When I was first released, my main probation officer was in a different area than I was so I had a caretaker probation officer who worked with me on her behalf. The caretaker was ok but not really helpful and the main one was completely useless! So I didn't get much support in order to try to rebuild my life. There was also a couple of people at the job centre who specifically worked with ex-offenders to help them find suitable work. Then once I got out the last time, probation was rubbish still and to top it off, the job centre got rid of the sector that helped ex-offenders. This means that we are treated the same as every other 'customer' when the reality is, we are far from!

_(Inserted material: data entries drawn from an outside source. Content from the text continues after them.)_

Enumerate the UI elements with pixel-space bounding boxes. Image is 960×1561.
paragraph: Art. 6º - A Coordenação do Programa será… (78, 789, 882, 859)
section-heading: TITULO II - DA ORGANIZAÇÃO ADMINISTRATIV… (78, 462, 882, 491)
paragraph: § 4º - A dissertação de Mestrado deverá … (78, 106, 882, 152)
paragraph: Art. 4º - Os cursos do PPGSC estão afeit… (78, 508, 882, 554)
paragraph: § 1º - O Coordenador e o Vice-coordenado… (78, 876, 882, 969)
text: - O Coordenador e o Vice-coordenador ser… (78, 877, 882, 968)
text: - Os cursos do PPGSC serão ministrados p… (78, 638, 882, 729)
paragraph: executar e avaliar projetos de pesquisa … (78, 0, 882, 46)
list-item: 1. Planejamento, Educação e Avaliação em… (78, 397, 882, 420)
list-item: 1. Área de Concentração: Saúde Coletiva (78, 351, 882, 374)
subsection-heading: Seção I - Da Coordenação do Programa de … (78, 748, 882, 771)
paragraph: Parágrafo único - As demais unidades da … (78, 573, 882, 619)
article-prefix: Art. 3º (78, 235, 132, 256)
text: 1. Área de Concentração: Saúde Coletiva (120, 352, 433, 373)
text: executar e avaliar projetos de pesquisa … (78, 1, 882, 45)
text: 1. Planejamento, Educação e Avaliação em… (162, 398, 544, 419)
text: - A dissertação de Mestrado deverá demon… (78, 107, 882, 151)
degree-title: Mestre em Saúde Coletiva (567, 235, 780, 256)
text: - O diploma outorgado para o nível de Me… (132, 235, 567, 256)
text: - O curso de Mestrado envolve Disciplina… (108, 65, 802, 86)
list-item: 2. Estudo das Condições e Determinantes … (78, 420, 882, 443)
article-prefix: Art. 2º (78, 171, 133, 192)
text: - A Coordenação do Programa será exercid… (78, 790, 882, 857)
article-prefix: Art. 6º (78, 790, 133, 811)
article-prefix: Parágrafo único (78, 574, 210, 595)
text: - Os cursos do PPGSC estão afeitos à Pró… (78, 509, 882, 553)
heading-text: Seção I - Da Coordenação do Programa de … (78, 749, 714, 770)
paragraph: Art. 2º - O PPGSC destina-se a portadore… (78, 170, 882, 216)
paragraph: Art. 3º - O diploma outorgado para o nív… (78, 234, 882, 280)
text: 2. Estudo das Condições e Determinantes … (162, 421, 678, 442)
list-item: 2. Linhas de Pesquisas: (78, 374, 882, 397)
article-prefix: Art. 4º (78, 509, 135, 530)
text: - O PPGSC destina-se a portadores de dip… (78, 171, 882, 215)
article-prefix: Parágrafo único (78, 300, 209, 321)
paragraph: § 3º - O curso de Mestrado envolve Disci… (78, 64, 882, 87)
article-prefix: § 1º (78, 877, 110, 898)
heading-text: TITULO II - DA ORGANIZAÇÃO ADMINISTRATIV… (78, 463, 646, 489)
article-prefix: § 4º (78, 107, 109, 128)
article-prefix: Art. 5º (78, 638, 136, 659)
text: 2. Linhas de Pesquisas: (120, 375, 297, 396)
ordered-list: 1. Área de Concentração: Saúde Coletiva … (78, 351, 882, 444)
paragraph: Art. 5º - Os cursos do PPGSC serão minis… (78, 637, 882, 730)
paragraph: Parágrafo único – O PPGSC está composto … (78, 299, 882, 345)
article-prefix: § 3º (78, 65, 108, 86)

As for housing..... wow. Just no chance really. I was released to an approved premises hostel and getting a property to move on was extremely difficult! There are so many barriers to housing as well as jobs that you feel like there is no point in even being alive! My case worker in the hostel (who really was just an amazing woman in general) managed to get a landlord to let a room to me. The room was ok, the house was horrible and the garden was literally piled up with rubbish bags that stunk the whole house out! But I took it because I knew that I was 'lucky' to have the opportunity to get on with my life. So things at this time was looking more positive (just needed to demolish that wall into employment)... then, it was posted on the internet what area i was in, details of my offence (some inaccurate may I add!) And my photo. I no longer felt safe in shared accommodation and I left the area for a while. I only went back because I am in a relationship and my partner lives in that area. But it meant that as well as no job still, I now had no accommodation again. All of this of course puts a strain on my relationship too. Everything has a knock-on effect and never seems to balance out and get better.
I managed to get a job at a warehouse, which I knew was pure fluke, but after a week my partner and I had an argument and I had to move out. I don't drive and couldn't get back to the job from where I was, so I had to leave it! We are back together but now I'm jobless again.... And I recently was informed by an agency that I was with for 7-8 months (despite being honest and disclosing my conviction when signing up with them) that due to my conviction they can not offer any jobs to me! I contacted them several times in those months and not once did they say anything! I am livid!
And after all the hassle I've experienced, I have now hit rock bottom. I am now in a situation where, I can't live with my partner until I have a job because it's not fair on her (or myself even) that she has to support me as well as herself and her flat. I am now living in the area where I was convicted (definitely feels like a prison as I can't leave my mum's house without fear of being seen), so I can't get a job around here, don't drive so can't really work outside of the town either. Jib centre is threatening to sanction me if I don't apply for jobs (but like myself, he doesn't know where I can work, what jobs I can go for, what help I can get... but I'm expected to know?!)... the way I see it, there is only 2 options for me. Prostitute myself or end it all.